In the video game Fallout 4, the quest “Road to Freedom” requires players to reach a metal dial called the “Freedom Trail Ring”, and use the dial to spell a specific keyword in order to open the door.

Given a string ring, which represents the code engraved on the outer ring and another string key, which represents the keyword needs to be spelled. You need to find the minimum number of steps in order to spell all the characters in the keyword.

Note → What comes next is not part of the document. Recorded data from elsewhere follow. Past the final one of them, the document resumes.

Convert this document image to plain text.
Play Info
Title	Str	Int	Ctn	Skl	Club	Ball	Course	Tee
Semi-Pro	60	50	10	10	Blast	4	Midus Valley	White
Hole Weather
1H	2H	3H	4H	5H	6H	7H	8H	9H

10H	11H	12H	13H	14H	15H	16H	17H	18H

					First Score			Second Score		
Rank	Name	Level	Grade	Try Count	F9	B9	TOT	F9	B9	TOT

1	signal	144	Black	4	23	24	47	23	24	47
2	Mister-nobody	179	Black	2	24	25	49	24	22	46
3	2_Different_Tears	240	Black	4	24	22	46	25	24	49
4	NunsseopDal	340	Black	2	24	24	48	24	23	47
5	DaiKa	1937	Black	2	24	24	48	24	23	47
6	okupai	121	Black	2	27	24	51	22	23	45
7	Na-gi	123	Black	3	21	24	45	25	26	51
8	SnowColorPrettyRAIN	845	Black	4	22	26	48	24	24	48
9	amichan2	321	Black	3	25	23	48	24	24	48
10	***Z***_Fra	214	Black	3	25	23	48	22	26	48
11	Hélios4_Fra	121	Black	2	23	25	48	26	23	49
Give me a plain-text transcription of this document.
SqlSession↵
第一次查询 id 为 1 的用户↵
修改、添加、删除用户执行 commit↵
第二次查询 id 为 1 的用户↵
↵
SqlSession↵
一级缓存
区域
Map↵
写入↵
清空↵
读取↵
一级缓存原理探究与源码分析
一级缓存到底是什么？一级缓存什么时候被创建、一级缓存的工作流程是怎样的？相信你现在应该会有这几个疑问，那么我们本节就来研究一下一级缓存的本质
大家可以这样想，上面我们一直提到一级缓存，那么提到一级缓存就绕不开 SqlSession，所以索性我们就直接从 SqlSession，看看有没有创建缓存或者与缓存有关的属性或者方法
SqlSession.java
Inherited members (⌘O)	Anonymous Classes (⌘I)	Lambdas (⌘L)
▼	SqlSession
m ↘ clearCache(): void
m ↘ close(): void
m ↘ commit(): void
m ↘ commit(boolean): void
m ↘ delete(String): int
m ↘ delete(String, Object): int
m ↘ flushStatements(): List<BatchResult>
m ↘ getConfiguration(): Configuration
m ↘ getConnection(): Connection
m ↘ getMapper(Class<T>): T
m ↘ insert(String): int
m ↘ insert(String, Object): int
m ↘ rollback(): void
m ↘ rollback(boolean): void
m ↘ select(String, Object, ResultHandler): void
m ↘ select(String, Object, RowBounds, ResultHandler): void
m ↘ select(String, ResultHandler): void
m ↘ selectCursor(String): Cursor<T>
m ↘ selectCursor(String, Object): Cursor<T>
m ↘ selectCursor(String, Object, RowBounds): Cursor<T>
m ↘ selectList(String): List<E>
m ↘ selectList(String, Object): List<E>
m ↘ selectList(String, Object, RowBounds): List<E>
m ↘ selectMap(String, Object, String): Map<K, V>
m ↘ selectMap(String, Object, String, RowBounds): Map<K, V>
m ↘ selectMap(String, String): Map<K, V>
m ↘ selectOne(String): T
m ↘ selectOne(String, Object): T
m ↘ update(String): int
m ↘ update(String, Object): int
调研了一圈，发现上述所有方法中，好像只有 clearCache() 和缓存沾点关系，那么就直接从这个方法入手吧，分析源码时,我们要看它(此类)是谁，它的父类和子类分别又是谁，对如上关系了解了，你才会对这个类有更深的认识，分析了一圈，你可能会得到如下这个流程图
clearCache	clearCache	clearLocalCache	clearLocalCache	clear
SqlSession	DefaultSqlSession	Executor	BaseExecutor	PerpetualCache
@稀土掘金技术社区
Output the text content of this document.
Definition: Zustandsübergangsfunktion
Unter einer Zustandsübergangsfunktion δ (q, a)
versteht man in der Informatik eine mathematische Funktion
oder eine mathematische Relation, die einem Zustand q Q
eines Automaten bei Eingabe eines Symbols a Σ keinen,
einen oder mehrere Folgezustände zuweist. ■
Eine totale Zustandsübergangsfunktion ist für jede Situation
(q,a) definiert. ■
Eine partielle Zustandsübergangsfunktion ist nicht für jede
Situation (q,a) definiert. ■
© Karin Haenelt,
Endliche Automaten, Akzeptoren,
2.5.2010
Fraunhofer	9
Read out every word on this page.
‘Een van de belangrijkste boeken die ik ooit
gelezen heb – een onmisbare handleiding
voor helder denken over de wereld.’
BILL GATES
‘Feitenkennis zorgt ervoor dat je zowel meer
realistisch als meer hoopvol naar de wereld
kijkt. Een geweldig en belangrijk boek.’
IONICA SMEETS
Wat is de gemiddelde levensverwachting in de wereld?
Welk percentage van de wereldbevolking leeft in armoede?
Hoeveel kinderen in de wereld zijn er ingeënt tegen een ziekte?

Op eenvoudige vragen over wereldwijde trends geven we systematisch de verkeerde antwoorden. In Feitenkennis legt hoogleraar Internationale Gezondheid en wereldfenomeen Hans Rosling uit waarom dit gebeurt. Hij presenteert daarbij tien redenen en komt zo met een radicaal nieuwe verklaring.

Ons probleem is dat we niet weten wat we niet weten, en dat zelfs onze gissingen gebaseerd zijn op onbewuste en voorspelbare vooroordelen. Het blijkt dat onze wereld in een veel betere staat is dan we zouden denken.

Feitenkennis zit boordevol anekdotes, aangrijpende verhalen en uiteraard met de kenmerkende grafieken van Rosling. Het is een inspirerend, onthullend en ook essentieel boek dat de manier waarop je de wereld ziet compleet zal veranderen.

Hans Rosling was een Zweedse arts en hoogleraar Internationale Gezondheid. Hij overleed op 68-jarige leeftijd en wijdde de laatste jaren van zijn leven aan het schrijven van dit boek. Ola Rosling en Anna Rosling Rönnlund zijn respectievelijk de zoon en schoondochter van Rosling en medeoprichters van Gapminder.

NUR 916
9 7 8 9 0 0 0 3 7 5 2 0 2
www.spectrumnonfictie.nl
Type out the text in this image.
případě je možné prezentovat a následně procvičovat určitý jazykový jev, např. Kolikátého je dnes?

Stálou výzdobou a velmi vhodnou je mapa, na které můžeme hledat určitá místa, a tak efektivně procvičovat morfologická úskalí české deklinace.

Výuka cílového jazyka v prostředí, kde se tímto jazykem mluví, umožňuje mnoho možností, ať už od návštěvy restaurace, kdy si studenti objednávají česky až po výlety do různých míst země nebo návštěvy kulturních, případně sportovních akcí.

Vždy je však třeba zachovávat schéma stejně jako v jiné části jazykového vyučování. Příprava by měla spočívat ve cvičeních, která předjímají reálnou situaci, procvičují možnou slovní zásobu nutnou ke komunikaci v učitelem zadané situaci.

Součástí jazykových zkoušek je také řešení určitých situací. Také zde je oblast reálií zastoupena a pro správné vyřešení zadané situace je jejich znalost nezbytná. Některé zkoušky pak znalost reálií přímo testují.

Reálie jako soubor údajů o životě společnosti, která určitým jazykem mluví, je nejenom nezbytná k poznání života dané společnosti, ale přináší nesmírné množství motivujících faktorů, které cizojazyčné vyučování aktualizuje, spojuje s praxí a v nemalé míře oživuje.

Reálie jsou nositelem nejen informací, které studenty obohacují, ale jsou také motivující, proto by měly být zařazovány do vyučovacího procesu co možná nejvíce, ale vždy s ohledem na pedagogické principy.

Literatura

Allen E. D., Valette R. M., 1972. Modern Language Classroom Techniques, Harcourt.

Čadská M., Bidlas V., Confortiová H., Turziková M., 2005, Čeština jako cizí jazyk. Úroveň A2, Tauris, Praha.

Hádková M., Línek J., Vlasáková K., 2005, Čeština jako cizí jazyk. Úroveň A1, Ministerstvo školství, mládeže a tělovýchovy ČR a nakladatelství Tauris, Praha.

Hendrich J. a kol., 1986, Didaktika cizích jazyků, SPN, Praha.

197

Initially, the first character of the ring is aligned at 12:00 direction. You need to spell all the characters in the string key one by one by rotating the ring clockwise or anticlockwise to make each character of the string key aligned at 12:00 direction and then by pressing the center button.
At the stage of rotating the ring to spell the key character key[i]:

You can rotate the ring clockwise or anticlockwise one place, which counts as 1 step. The final purpose of the rotation is to align one of the string ring’s characters at the 12:00 direction, where this character must equal to the character key[i].
If the character key[i] has been aligned at the 12:00 direction, you need to press the center button to spell, which also counts as 1 step. After the pressing, you could begin to spell the next character in the key (next stage), otherwise, you’ve finished all the spelling.

Example:

Input: ring = "godding", key = "gd"
Output: 4
Explanation:
 For the first key character 'g', since it is already in place, we just need 1 step to spell this character. 
 For the second key character 'd', we need to rotate the ring "godding" anticlockwise by two steps to make it become "ddinggo".
 Also, we need 1 more step for spelling.
 So the final output is 4.

Note:

Length of both ring and key will be in range 1 to 100.
There are only lowercase letters in both strings and might be some duplcate characters in both strings.
It’s guaranteed that string key could always be spelled by rotating the string ring.

Code

public class Solution {
    public int findRotateSteps(String ring, String key) {
        int n = ring.length();
        int m = key.length();
        int[][] dp = new int[m + 1][n];
        
        for (int i = m - 1; i >= 0; i--) {
            for (int j = 0; j < n; j++) {
                dp[i][j] = Integer.MAX_VALUE;
                for (int k = 0; k < n; k++) {
                    if (ring.charAt(k) == key.charAt(i)) {
                        int diff = Math.abs(j - k);
                        int step = Math.min(diff, n - diff);
                        dp[i][j] = Math.min(dp[i][j], step + dp[i + 1][k]);
                    }
                }
            }
        }
        
        return dp[0][0] + m;
    }
}